16. Subjects who received live vaccine within 4 weeks before screening.
17. History of mental drug abuse, alcohol abuse or drug abuse.
18. Pregnant or lactating women.
19. Any mental condition that prevents the understanding or provision of an informed consent.
20. It is determined by the investigator that the patient has other factors that may lead to the termination of the study, such as other serious diseases or serious laboratory test abnormalities or other factors that may affect the safety of the patients, family or social factors that may affect the study data and sample collection.

Outcome Measures

Primary Outcomes

RP2D

Recommended phase II dose.

Time frame: 28 days after first dose

Objective response rate

The proportion of subjects who achieved the best objective response rate (PR or CR).

Time frame: 2 years

Tolerance

Number of participants with treatment-related adverse events as assessed by CTCAE v4.0

Time frame: 2 years

Secondary Outcomes

Effect of ZKAB001 on T cell function and cytokine expression

The response of CD4+ and CD8+ cells to tumor at baseline and after each administration will be detected by flow cytometry.

Time frame: through study completion, an average of 2 years

The number of subjects presenting detectable anti drug antibodies (ADAs)

To evaluated the number of subjects presenting detectable anti drug antibodies (ADAs).

Time frame: through study completion, an average of 2 years

Receptor occupancy

Monocytes will be isolated from peripheral blood before each cycle of administration, and the receptor occupancy of PD-L1 on CD3+T cells will be determined.

Time frame: through study completion, an average of 2 years

PD-L1 expression

Detection of PD-L1 expression in tumor tissues.

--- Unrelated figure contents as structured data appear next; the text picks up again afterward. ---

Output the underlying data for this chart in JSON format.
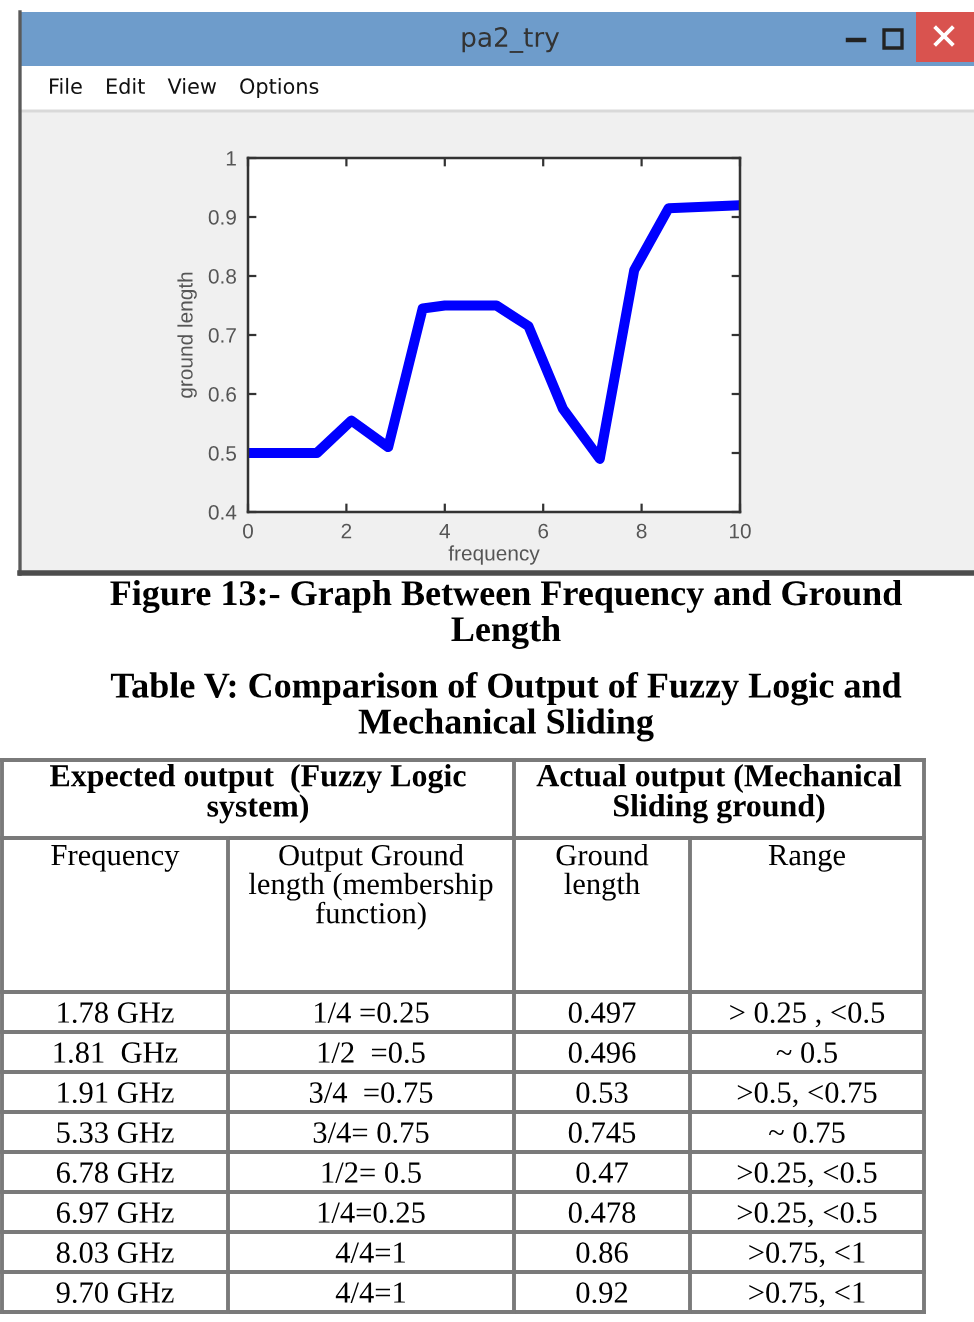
{
  "chart_data": [
    {
      "type": "line",
      "title": "Figure 13:- Graph Between Frequency and Ground Length",
      "xlabel": "frequency",
      "ylabel": "ground length",
      "x": [
        0,
        1.4,
        2.1,
        2.85,
        3.55,
        4.0,
        5.05,
        5.7,
        6.4,
        7.15,
        7.85,
        8.55,
        10
      ],
      "values": [
        0.5,
        0.5,
        0.555,
        0.51,
        0.745,
        0.75,
        0.75,
        0.715,
        0.575,
        0.49,
        0.81,
        0.915,
        0.92
      ],
      "color": "#0000ff",
      "line_style": "solid",
      "xlim": [
        0,
        10
      ],
      "xticks": [
        0,
        2,
        4,
        6,
        8,
        10
      ],
      "ylim": [
        0.4,
        1
      ],
      "yticks": [
        0.4,
        0.5,
        0.6,
        0.7,
        0.8,
        0.9,
        1
      ],
      "annotations": [
        "pa2_try",
        "File",
        "Edit",
        "View",
        "Options"
      ]
    },
    {
      "type": "other",
      "title": "Table V: Comparison of Output of Fuzzy Logic and Mechanical Sliding",
      "annotations": [
        "Expected output  (Fuzzy Logic system)",
        "Actual output (Mechanical Sliding ground)"
      ],
      "categories": [
        "Frequency",
        "Output Ground length (membership function)",
        "Ground length",
        "Range"
      ],
      "cell_labels": [
        [
          "1.78 GHz",
          "1/4 =0.25",
          "0.497",
          "> 0.25 , <0.5"
        ],
        [
          "1.81  GHz",
          "1/2  =0.5",
          "0.496",
          "~ 0.5"
        ],
        [
          "1.91 GHz",
          "3/4  =0.75",
          "0.53",
          ">0.5, <0.75"
        ],
        [
          "5.33 GHz",
          "3/4= 0.75",
          "0.745",
          "~ 0.75"
        ],
        [
          "6.78 GHz",
          "1/2= 0.5",
          "0.47",
          ">0.25, <0.5"
        ],
        [
          "6.97 GHz",
          "1/4=0.25",
          "0.478",
          ">0.25, <0.5"
        ],
        [
          "8.03 GHz",
          "4/4=1",
          "0.86",
          ">0.75, <1"
        ],
        [
          "9.70 GHz",
          "4/4=1",
          "0.92",
          ">0.75, <1"
        ]
      ]
    }
  ]
}
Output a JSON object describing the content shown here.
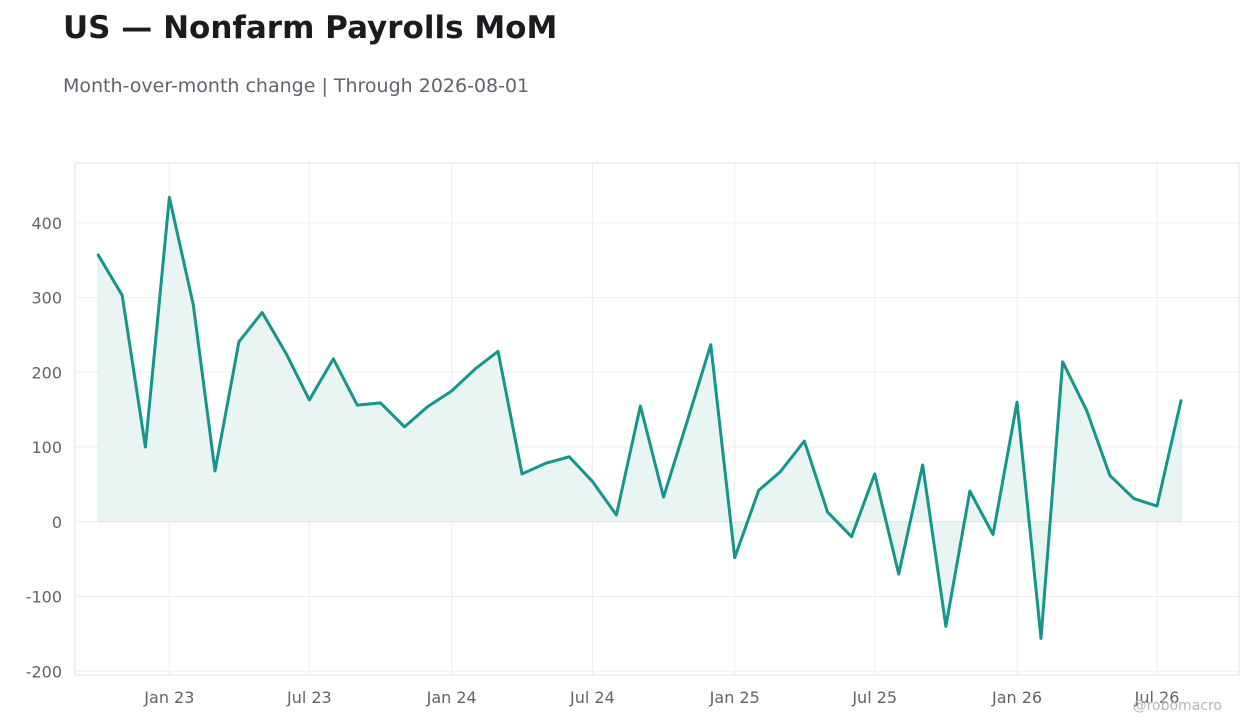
{
  "header": {
    "title": "US — Nonfarm Payrolls MoM",
    "subtitle": "Month-over-month change | Through 2026-08-01"
  },
  "watermark": "@robomacro",
  "colors": {
    "line": "#14968a",
    "fill": "#eaf5f3",
    "grid": "#eeeeee",
    "frame": "#e2e2e2",
    "text": "#60636b"
  },
  "chart_data": {
    "type": "area",
    "title": "US — Nonfarm Payrolls MoM",
    "subtitle": "Month-over-month change | Through 2026-08-01",
    "xlabel": "",
    "ylabel": "",
    "ylim": [
      -205,
      480
    ],
    "xlim": [
      "2022-09-01",
      "2026-10-15"
    ],
    "grid": true,
    "legend": "none",
    "y_ticks": [
      -200,
      -100,
      0,
      100,
      200,
      300,
      400
    ],
    "x_ticks": [
      {
        "date": "2023-01-01",
        "label": "Jan 23"
      },
      {
        "date": "2023-07-01",
        "label": "Jul 23"
      },
      {
        "date": "2024-01-01",
        "label": "Jan 24"
      },
      {
        "date": "2024-07-01",
        "label": "Jul 24"
      },
      {
        "date": "2025-01-01",
        "label": "Jan 25"
      },
      {
        "date": "2025-07-01",
        "label": "Jul 25"
      },
      {
        "date": "2026-01-01",
        "label": "Jan 26"
      },
      {
        "date": "2026-07-01",
        "label": "Jul 26"
      }
    ],
    "series": [
      {
        "x": [
          "2022-10-01",
          "2022-11-01",
          "2022-12-01",
          "2023-01-01",
          "2023-02-01",
          "2023-03-01",
          "2023-04-01",
          "2023-05-01",
          "2023-06-01",
          "2023-07-01",
          "2023-08-01",
          "2023-09-01",
          "2023-10-01",
          "2023-11-01",
          "2023-12-01",
          "2024-01-01",
          "2024-02-01",
          "2024-03-01",
          "2024-04-01",
          "2024-05-01",
          "2024-06-01",
          "2024-07-01",
          "2024-08-01",
          "2024-09-01",
          "2024-10-01",
          "2024-11-01",
          "2024-12-01",
          "2025-01-01",
          "2025-02-01",
          "2025-03-01",
          "2025-04-01",
          "2025-05-01",
          "2025-06-01",
          "2025-07-01",
          "2025-08-01",
          "2025-09-01",
          "2025-10-01",
          "2025-11-01",
          "2025-12-01",
          "2026-01-01",
          "2026-02-01",
          "2026-03-01",
          "2026-04-01",
          "2026-05-01",
          "2026-06-01",
          "2026-07-01",
          "2026-08-01"
        ],
        "values": [
          357,
          303,
          100,
          434,
          290,
          68,
          241,
          280,
          225,
          163,
          218,
          156,
          159,
          127,
          154,
          175,
          205,
          228,
          64,
          78,
          87,
          54,
          9,
          155,
          33,
          136,
          237,
          -48,
          42,
          67,
          108,
          13,
          -20,
          64,
          -70,
          76,
          -140,
          41,
          -17,
          160,
          -156,
          214,
          149,
          62,
          31,
          21,
          162
        ]
      }
    ]
  }
}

Time frame: through study completion, an average of 2 years

progression free survival(PFS)

Evaluate the PFS of the study population

Time frame: through study completion, an average of 2 years

overall survival

Evaluate the OS of the study population

Time frame: through study completion, an average of 2 years

duration of response

Evaluate the DOR of the study population

Time frame: through study completion, an average of 2 years

best of response

Evaluate the BOR of the study population

Time frame: through study completion, an average of 2 years

Locations

Chinese Academy of Medical Sciences and Peking Union Medical College, Beijing, China

Linked Papers

Efficacy and Safety of the Anti–PD-L1 mAb Socazolimab for Recurrent or Metastatic Cervical Cancer: a Phase I Dose-Escalation and Expansion Study

Abstract Purpose: This study (ClinicalTrials.gov identifier, NCT03676959) is an open, phase I dose-escalation and expansion study investigating the safety and efficacy of the recombinant, fully human anti–programmed death ligand 1 (PD-L1) mAb socazolimab in patients diagnosed with recurrent or metastatic cervical cancer. Patients and Methods: Patients received socazolimab every 2 weeks until disease progression. The study was divided into a dose-escalation phase and a dose-expansion phase. Safety and tolerability were primary endpoints of the dose-escalation phase. The primary endpoints of the dose-expansion phase were safety and the objective response rate (ORR) of the 5 mg/kg dose. Efficacy was assessed by the third-party independent review committee (IRC) using the Response Evaluation Criteria in Solid Tumors version 1.1 (RECIST 1.1). Results: 104 patients were successfully enrolled into the study. Twelve patients were included in the dose-escalation phase, with one complete response and two partial responses in the 5 mg/kg treatment group. Ninety-two patients (5 mg/kg) were enrolled in the dose-expansion phase. Fifty-four patients (59.3%) had baseline PD-L1–positive tumor expression (combined positive score ≥1). ORR was 15.4% [95% confidence interval (CI), 8.7%–24.5%]. Median PFS was 4.44 months (95% CI, 2.37–5.75 months), and the median OS was 14.72 months (95% CI, 9.59–NE months). ORR of PD-L1–positive patients was 16.7%, and the ORR of PD-L1–negative patients was 17.9%. No treatment-related deaths occurred. Conclusions: Our study demonstrates that socazolimab has durable safety and efficacy for the treatment of recurrent or metastatic cervical cancer and exhibits a safety profile similar to other anti–PD-1/PD-L1 mAbs.